From the tremendous scale of the opening sequences, Captain Phillips becomes reduced to events in a speck on the ocean, with what becomes a towering flotilla of US Navy ships surrounding it. As Phillips desperately tries to do anything to increase his chances of surviving, he knows the Navy won’t pay the ransom the pirates are demanding and that eventually the SEALs will attack, one way or another. Phillips wants the hijackers to lose, but placed in proximity to them, he can’t help but see that they’re human beings too. It’s not that he develops Stockholm Syndrome or becomes sympathetic to their aims, but he feels for their real pain. In a movie industry that builds its action movies around depersonalized villains (often literally inhuman), this kind of wider sense of the world is extraordinary.

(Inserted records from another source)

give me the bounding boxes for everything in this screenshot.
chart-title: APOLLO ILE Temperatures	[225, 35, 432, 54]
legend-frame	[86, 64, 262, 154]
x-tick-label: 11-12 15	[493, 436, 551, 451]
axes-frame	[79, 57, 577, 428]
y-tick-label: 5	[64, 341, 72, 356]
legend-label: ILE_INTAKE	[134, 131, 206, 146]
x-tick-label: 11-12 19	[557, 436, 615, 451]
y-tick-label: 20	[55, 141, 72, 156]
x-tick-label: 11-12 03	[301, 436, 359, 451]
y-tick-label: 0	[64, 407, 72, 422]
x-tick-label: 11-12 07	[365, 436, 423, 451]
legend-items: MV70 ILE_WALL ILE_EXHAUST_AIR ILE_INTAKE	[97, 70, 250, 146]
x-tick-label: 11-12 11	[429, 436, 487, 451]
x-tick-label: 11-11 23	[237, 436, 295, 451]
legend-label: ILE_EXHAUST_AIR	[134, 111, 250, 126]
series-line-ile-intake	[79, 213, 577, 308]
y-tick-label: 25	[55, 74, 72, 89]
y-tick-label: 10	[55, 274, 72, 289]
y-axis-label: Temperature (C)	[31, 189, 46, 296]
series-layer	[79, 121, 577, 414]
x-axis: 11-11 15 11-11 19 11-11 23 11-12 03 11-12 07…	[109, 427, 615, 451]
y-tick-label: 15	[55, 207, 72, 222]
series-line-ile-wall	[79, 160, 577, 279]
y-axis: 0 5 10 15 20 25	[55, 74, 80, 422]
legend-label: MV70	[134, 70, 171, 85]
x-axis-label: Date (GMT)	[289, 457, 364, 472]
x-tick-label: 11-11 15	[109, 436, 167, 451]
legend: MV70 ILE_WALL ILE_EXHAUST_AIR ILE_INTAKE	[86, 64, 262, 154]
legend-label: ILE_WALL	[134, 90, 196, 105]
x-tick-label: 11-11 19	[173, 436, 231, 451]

Innumerable action movie directors use hand-held shaky camerawork and quick cutting to force a sense of excitement into their product, but they nearly always lose spatial clarity and visual coherence in the process. Greenglass, working with his usual team of cinematographer Barry Aykroyd and editor Christopher Rouse, demonstrates how it’s supposed to be done. Even though he’s working with mere fragments of film, we always know where each of the key figures in the story are, and where they’re placed in relation to each other–a crucial point because movement of just a few inches will be the difference between their life and death. When violence occurs, it’s brutally quick and final, and it has real impact.
Tom Hanks has been such a reliably good, steadfast actor for so long–our modern James Stewart and Henry Fonda, the quintessential ordinary American–that it’s easy to take him for granted, and indeed, sometimes he falls back on familiar mannerisms (as in the weak Larry Crowne, which he wrote and directed for himself). He’s operating on all cylinders here, though, using the bond he has with audiences to take us along with Phillips’s every flicker of thought. And in the last reel of Captain Phillips, Hanks does perhaps the rawest, most impassioned acting of his life, his emotions scorched and primal, changing by the second, and it’s a shock–not because we didn’t respect Hanks before, but even after three decades of stardom, we didn’t know he had that in him. Since Abdi hasn’t acted before, it’s hard to tell whether what we’re watching is a skilled performance or a triumph of casting, but he goes toe-to-toe with Hanks and proves a worthy counterpart on every level.
Apart from its photography and editing, Captain Phillips is beautifully put together in every other technical respect, with special attention due to the restrained score by Henry Jackman, and production design by Paul Kirby that provides a completely convincing simulation of real life. More than the physical prowess of Greenglass and his team, though, his and Ray’s accomplishment is that they never lose sight of the bigger picture around their canvas. The pirates are controlled by the warlords, and looming behind Phillips is the US government and military. Both men, in a sense, are tiny figures on a skiff that travels in a massive ocean. It’s rare that a film delivers popcorn-movie suspense along with a thoughtful view of the world, but that’s Paul Greenglass’s specialty.